Background and purpose: Prion protein (PrP) predominantly localized at synapses can modulate neuronal excitability. The prion protein gene ( PRNP) has been considered one of the candidate genes that play a role in seizure susceptibility. A recent study demonstrated that the 129V allele in the PRNP gene was associated with susceptibility to temporal lobe epilepsy (TLE) in female patients in an Italian population. We screened variations in the open-reading frame (ORF) of the PRNP gene and also replicated the association of the M129V polymorphism with TLE in a Han Chinese population.

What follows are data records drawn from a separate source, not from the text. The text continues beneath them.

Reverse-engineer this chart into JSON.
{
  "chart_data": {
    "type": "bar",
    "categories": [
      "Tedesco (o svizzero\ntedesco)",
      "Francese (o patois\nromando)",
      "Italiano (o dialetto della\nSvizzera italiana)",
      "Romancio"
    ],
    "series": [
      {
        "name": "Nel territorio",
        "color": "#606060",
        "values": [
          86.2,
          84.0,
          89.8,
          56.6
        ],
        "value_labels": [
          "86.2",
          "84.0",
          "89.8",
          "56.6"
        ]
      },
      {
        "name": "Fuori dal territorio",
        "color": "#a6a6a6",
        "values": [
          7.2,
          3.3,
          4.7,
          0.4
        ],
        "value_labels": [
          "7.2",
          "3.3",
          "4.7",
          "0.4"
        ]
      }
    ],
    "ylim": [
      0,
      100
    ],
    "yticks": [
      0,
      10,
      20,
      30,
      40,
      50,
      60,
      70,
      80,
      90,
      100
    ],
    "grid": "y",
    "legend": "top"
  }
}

Methods: The M129V polymorphism was genotyped in 320 MTLE patients and 558 non-epilepsy controls. All subjects were Han Chinese. Results: No novel polymorphism in the ORF of the PRNP gene was detected. Differences in the genotype distributions and allele frequencies of this polymorphism between cases and controls were insignificant (P = 0.24). Further analysis with strati. cation of the results by gender or age and analysis of clinical features in relation to M129V genotypes also yielded negative findings. Conclusions: The present study provides evidence that the M129V polymorphism in the PRNP gene is not associated with MTLE in a Han Chinese population.